Hi,
I am getting the following error in TF on M1 Max when I use custom loss function (that I define myself)
2022-02-14 21:23:44.437000: I tensorflow/core/common_runtime/pluggable_device/pluggable_device_factory.cc:305] Could not identify NUMA node of platform GPU ID 0, defaulting to 0. Your kernel may not have been built with NUMA support. 2022-02-14 21:23:44.437119: I tensorflow/core/common_runtime/pluggable_device/pluggable_device_factory.cc:271] Created TensorFlow device (/job:localhost/replica:0/task:0/device:GPU:0 with 0 MB memory) -> physical PluggableDevice (device: 0, name: METAL, pci bus id: ) Process Process-82: Traceback (most recent call last): File "/Users/sebtac/miniforge3/lib/python3.9/multiprocessing/process.py", line 315, in _bootstrap self.run() File "/Users/sebtac/miniforge3/lib/python3.9/multiprocessing/process.py", line 108, in run self._target(*self._args, **self._kwargs) File "/Users/sebtac/Documents/executor_metal.py", line 892, in executor history=model.fit(train_data, File "/Users/sebtac/miniforge3/lib/python3.9/site-packages/keras/utils/traceback_utils.py", line 67, in error_handler raise e.with_traceback(filtered_tb) from None File "/Users/sebtac/miniforge3/lib/python3.9/site-packages/tensorflow/python/framework/ops.py", line 7107, in raise_from_not_ok_status raise core._status_to_exception(e) from None # pylint: disable=protected-access tensorflow.python.framework.errors_impl.InvalidArgumentError: Can not squeeze dim[0], expected a dimension of 1, got 512 [Op:Squeeze]
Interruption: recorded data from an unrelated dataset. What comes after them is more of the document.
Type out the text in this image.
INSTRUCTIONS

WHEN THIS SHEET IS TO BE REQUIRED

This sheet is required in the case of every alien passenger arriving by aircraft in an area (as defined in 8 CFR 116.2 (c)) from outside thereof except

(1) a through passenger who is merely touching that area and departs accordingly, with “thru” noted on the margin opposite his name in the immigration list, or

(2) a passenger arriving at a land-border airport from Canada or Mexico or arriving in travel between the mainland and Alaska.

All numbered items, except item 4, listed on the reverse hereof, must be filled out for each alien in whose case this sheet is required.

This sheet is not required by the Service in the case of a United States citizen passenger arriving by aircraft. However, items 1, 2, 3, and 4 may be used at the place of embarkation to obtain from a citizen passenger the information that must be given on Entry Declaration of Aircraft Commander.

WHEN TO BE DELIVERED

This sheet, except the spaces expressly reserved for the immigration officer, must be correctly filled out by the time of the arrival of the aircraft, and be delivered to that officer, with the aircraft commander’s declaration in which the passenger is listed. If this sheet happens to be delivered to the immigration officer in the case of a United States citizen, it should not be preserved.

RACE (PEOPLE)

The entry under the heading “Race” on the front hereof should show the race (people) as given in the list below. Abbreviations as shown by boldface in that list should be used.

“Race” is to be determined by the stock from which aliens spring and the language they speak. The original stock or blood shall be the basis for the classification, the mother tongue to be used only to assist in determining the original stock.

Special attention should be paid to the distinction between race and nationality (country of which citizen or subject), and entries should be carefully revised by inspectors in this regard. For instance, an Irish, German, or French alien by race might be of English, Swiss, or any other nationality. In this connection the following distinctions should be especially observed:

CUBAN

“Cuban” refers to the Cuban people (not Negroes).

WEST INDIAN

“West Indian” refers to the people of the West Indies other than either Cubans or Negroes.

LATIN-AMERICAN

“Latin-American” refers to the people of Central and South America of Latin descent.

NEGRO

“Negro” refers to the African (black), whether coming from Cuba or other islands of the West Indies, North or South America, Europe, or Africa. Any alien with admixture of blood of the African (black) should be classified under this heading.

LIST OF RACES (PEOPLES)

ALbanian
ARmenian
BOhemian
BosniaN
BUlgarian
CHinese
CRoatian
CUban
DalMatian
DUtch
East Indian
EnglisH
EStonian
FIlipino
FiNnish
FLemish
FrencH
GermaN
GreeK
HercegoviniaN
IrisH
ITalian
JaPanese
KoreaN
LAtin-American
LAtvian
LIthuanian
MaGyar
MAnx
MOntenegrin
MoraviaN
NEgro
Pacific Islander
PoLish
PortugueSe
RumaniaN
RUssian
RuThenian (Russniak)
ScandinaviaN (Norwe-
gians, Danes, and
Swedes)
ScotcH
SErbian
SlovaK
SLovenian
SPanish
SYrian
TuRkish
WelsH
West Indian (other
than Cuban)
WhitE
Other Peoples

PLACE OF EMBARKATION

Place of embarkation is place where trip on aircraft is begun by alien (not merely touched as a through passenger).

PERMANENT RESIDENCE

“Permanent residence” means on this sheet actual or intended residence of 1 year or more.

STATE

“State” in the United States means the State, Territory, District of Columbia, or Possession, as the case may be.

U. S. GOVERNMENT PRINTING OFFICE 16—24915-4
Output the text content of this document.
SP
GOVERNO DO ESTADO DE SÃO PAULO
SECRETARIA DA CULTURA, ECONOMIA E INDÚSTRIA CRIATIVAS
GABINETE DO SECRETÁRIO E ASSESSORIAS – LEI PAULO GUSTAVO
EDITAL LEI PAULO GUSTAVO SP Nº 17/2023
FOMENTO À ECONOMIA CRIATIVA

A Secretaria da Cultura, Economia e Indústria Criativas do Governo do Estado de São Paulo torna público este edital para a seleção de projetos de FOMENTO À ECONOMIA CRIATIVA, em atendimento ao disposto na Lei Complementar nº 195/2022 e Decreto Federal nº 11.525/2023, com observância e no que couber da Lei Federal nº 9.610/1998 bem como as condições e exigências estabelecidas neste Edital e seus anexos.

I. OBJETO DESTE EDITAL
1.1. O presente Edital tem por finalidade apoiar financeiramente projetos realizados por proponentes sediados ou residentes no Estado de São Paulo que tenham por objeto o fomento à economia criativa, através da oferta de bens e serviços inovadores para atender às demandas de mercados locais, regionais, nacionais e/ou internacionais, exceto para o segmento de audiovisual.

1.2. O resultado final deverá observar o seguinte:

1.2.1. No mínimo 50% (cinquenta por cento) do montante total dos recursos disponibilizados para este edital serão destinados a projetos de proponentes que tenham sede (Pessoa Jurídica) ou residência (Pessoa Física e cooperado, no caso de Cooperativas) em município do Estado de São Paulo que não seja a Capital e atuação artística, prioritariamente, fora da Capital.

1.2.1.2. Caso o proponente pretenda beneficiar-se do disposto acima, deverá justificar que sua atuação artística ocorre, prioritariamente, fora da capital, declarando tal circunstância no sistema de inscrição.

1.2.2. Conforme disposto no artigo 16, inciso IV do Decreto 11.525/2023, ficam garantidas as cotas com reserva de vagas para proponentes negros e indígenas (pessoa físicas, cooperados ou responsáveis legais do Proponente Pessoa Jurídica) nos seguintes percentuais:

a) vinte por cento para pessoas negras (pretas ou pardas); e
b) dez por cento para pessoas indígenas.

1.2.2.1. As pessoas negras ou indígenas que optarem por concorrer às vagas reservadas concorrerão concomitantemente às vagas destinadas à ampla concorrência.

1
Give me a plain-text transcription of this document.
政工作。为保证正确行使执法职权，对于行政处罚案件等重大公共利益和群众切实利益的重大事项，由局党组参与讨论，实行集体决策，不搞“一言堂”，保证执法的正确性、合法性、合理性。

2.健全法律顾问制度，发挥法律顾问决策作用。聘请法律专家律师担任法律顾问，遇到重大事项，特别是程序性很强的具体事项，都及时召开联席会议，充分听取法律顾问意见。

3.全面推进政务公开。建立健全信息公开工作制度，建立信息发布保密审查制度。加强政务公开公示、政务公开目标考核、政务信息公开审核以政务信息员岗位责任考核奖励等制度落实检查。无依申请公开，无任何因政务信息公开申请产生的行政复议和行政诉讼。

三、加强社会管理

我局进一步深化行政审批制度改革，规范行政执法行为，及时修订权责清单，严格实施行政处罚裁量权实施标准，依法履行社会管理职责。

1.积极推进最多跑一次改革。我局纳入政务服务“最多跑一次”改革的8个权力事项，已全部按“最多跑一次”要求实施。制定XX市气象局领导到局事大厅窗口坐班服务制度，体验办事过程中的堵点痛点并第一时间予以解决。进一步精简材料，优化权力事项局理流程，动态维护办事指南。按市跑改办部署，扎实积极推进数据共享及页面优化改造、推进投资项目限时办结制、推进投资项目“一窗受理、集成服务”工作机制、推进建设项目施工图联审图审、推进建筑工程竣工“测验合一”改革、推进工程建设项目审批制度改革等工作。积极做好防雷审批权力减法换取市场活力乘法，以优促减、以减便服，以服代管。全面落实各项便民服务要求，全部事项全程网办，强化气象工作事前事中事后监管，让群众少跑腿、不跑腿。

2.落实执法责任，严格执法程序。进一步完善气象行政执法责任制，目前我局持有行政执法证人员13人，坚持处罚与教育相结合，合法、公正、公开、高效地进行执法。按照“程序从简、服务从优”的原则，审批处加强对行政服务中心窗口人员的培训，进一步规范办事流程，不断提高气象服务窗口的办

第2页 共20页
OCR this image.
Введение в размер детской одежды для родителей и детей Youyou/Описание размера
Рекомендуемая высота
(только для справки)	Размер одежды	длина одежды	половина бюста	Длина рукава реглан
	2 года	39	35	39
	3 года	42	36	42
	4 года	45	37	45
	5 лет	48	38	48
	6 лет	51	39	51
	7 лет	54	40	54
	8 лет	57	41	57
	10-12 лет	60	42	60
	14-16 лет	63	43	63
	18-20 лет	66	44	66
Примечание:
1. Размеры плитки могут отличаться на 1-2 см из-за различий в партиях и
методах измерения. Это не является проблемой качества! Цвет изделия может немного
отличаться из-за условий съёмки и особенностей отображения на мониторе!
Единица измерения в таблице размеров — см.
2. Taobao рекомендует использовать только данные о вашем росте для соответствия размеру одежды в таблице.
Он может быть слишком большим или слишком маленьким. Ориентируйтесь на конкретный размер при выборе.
Custom function: def my_rmse(y_true, y_pred): error = y_true-y_pred sqr_error = K.square(error) mean_sqr_error = K.mean(sqr_error) sqrt_mean_sqr_error = K.sqrt(mean_sqr_error) return sqrt_mean_sqr_error
model.compile(optimizer=optimizer,loss=my_rmse,run_eagerly=True) #model.compile(optimizer=optimizer,loss="mae",run_eagerly=True)
Additional Details: -same does not happen when I use built-in functions
- 512 is the Batch size and batching works fine without custom loss function
- it works well when I set batch to 1
- it works well on non M1 MACs
- I run the model from within microprocessing process